A niche is an element’s function in a system in relation to other elements. For example, with an animal, it is the total of the animal’s relationships with other elements in a system. It includes what the animal eats, what eats the animal, the climate, environmental factors that the animal can tolerate, its habitat and so on.

The niche of an apple tree may be:

Height: 1-3 meters

Pollination: Insects and bees

Season of flowering: spring

Season of fruiting: September-October

Sun exposure: Full Sun

Soil type: Loamy

Soil pH: Neutral

Hardiness zone: 3-8

The characteristics of different elements show how relationships can develop. For example, shade-loving and low-growing mint can occupy a niche under an apple tree.

By observing nature, we can see the key to diversity is for species to avoid direct competition with each other by using a different mix of resources to coexist within a system. This is an important concept to grasp when applying the lessons of nature into your designs.

For example, a business based on permaculture principles can look for a new niche that is currently available in the marketplace. By using a different mix of resources and avoiding direct competition with established businesses, a new start-up can grow to fill a niche, whilst keeping a keen eye on its triple bottom line.

Diversity can be achieved in the garden by identifying potential niches and filling them with appropriate elements. This is where designers can get creative and design using all 4 dimensions. By filling different niches across various dimensions of a site, we can increase diversity as well as the yield of a system.

The Edge

Typically, the most diverse and productive area on your site will be where two ecosystems meet and/or overlap. This is known as the edge effect.

The edge between two ecosystems is where life is at its most abundant. Whether between the land and the sea or the forest and farmer’s meadow, it is at the convergence of two systems where plants and animals have the greatest access to resources.

For example, along the coastline, coral reefs will typically have the largest diversity and abundance of life in the ocean, while above the low tide mark the merging of the land and the sea can create a mangrove, a unique and productive system that provides certain niches that are not seen anywhere else on the planet.

Using the edge effect in a permaculture design can be done in several ways, however, the most common technique is to avoid straight lines. Instead, we can design garden beds, paths and other key elements that curve through the landscape to maximize their surface area.

Keyhole gardens are a great way to maximize growing space using the edge effect, and a series of keyholes can be created to form a mandala garden, a design that looks fantastic and maximizes growing space.

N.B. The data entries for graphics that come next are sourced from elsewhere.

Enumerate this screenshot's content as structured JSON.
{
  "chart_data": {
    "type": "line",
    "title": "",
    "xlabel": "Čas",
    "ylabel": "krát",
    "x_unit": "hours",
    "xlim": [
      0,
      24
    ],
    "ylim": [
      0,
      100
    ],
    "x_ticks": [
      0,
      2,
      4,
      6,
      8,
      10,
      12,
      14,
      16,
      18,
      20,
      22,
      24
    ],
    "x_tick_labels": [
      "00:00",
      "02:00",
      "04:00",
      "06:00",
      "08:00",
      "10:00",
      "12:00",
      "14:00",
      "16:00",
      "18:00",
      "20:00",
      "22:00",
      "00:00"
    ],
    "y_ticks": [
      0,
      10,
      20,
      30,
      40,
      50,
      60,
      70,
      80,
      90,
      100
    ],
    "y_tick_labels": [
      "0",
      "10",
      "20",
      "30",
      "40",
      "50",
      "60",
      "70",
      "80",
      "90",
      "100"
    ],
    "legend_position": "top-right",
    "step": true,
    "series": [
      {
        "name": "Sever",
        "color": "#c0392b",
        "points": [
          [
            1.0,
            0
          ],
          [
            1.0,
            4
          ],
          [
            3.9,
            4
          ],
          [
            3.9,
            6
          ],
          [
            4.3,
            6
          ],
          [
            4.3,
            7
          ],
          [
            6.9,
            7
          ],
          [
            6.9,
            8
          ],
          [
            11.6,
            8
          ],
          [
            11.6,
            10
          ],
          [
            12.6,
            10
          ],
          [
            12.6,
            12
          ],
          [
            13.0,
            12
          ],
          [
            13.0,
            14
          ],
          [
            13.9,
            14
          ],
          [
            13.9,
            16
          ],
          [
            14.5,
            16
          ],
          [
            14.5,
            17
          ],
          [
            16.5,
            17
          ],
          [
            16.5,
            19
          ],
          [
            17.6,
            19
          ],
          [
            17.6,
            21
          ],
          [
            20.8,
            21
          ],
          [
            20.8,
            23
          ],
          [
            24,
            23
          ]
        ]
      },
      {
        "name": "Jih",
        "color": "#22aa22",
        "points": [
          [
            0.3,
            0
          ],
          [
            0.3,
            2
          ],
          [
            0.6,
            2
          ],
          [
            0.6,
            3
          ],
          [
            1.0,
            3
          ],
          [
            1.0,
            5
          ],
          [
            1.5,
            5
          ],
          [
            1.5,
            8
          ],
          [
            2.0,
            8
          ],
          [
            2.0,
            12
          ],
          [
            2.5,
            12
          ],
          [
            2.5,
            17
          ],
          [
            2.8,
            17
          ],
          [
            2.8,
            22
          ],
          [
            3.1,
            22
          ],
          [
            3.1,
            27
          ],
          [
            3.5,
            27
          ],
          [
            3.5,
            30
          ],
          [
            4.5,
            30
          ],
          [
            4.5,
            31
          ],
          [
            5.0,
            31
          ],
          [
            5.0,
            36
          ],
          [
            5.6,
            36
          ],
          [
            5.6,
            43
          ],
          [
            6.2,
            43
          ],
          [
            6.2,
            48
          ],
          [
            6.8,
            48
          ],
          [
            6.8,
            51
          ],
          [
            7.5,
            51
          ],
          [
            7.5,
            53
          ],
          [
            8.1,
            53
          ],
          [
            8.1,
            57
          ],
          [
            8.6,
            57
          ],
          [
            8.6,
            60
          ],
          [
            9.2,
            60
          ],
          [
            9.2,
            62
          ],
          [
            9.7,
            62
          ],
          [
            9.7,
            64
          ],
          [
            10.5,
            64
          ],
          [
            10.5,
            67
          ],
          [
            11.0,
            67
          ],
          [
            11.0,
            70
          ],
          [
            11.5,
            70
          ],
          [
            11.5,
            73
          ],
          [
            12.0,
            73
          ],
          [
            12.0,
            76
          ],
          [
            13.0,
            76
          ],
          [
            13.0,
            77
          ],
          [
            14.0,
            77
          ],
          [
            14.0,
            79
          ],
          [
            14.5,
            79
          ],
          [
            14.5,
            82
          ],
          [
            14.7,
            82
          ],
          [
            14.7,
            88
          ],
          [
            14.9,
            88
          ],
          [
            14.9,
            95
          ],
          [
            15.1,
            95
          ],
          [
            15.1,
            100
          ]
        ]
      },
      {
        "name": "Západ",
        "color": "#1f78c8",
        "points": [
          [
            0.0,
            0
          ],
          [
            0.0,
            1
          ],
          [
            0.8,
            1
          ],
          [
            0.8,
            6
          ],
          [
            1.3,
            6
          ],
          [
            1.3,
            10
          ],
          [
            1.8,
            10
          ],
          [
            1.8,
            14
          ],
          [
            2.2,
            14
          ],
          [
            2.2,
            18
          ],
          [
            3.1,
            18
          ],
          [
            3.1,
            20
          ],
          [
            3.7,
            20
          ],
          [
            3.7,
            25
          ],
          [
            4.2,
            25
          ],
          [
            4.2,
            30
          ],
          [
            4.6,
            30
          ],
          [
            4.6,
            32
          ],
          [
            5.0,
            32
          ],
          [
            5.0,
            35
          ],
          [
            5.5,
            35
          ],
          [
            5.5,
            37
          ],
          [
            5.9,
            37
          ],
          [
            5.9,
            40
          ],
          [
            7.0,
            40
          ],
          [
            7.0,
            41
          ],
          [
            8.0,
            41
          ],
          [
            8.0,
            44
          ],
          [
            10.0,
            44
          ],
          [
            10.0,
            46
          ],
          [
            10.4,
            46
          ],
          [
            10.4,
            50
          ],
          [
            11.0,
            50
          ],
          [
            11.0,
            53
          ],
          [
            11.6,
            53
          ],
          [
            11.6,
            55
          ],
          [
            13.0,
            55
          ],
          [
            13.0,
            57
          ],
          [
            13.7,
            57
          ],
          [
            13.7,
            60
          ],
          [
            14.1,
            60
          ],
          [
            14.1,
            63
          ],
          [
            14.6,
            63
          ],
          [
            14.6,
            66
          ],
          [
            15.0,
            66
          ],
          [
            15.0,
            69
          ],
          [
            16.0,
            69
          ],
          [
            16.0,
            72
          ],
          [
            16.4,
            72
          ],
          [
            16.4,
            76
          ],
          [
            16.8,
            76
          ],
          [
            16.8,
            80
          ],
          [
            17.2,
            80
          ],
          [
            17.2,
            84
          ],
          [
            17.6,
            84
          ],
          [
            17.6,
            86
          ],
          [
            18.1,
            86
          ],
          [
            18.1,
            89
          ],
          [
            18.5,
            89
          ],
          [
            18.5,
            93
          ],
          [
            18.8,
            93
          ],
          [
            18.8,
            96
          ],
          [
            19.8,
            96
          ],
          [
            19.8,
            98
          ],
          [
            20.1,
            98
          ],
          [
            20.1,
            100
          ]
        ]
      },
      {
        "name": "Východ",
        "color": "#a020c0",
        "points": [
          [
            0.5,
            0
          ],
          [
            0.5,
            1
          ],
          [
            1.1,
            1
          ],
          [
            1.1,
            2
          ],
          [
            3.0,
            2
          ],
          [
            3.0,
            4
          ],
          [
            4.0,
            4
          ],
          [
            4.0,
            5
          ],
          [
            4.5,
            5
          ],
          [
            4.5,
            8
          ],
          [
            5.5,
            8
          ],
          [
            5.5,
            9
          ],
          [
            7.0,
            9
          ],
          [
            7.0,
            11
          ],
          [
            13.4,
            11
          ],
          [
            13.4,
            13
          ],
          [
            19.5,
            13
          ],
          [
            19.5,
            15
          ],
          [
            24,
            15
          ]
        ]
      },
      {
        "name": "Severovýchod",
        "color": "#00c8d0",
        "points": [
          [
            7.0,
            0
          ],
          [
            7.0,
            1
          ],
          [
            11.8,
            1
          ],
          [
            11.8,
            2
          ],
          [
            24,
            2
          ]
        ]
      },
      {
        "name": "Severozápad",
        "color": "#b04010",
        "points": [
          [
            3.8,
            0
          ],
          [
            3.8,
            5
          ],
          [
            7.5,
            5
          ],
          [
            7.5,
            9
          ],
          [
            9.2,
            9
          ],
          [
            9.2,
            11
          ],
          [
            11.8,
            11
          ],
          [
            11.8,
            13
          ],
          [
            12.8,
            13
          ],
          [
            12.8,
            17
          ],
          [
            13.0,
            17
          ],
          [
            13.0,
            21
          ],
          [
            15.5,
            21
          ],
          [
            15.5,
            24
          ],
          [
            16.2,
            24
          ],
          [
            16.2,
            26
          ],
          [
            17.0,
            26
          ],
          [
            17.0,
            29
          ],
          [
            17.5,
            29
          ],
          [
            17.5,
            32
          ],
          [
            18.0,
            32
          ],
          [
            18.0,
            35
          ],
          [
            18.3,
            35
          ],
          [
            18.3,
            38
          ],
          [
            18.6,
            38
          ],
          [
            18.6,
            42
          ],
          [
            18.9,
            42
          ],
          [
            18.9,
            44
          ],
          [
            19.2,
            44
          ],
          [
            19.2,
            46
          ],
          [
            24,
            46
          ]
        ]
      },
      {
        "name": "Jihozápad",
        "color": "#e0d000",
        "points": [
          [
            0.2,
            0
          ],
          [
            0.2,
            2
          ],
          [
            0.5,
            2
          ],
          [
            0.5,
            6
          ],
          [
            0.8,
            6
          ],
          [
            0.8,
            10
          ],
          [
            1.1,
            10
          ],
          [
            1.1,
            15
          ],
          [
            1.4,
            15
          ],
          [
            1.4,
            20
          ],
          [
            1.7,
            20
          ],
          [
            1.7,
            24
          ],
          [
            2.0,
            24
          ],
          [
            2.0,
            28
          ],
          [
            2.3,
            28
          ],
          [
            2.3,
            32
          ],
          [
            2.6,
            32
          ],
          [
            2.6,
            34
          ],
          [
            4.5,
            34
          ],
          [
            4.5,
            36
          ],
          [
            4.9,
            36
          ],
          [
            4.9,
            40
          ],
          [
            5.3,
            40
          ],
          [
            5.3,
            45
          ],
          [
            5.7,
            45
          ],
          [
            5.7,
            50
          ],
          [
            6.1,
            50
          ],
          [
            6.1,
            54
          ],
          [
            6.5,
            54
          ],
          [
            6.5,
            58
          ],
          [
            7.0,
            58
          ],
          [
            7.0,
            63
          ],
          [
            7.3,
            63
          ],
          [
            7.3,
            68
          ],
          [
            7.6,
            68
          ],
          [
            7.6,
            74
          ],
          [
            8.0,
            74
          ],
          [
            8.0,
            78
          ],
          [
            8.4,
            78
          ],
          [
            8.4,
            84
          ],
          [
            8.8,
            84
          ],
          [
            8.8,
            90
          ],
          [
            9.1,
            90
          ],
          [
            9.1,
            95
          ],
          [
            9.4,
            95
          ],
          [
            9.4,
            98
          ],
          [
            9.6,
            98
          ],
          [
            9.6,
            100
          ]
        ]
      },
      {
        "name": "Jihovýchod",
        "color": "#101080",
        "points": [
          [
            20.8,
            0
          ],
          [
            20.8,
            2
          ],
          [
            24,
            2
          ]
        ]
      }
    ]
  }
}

The edge effect can be utilized along the edge of fields or meadows, especially when they border onto woodlands. For example, mushrooms can be grown in the shade of the forest, tender crops may benefit from the wind buffer of the nearby trees, gaps in the overstory can provide a niche for sun-loving species that would struggle in the forest and deer can benefit from the shelter of the forest to then enjoy the open space of the field to frolic, eat and catch some sun. By allowing nature to flow onto your property and to share in a small percentage of your system’s yield, you can provide a much-needed habitat for the local wildlife and get immense pleasure in return.

One further example of designing productive edges is when we dig a pond or a dam. Very little can grow on a steep bank, so by designing a water feature that has at least one gradual edge, we can use this shallow water to grow productive crops such as watercress, and to provide a habitat for fish. The abundant access to water, light, and soil makes shallow water the most abundant ecosystems in the world, even more so that tropical rainforests! Generally, semi-aquatic ecosystems are the most productive in any climate, for example in the tropics mangrove swamps will be more productive than rainforests, and in temperate climates, reed beds will be more productive than forests. As designers, we can observe that shallow water has abundant access to natural resources and then use this to our advantage.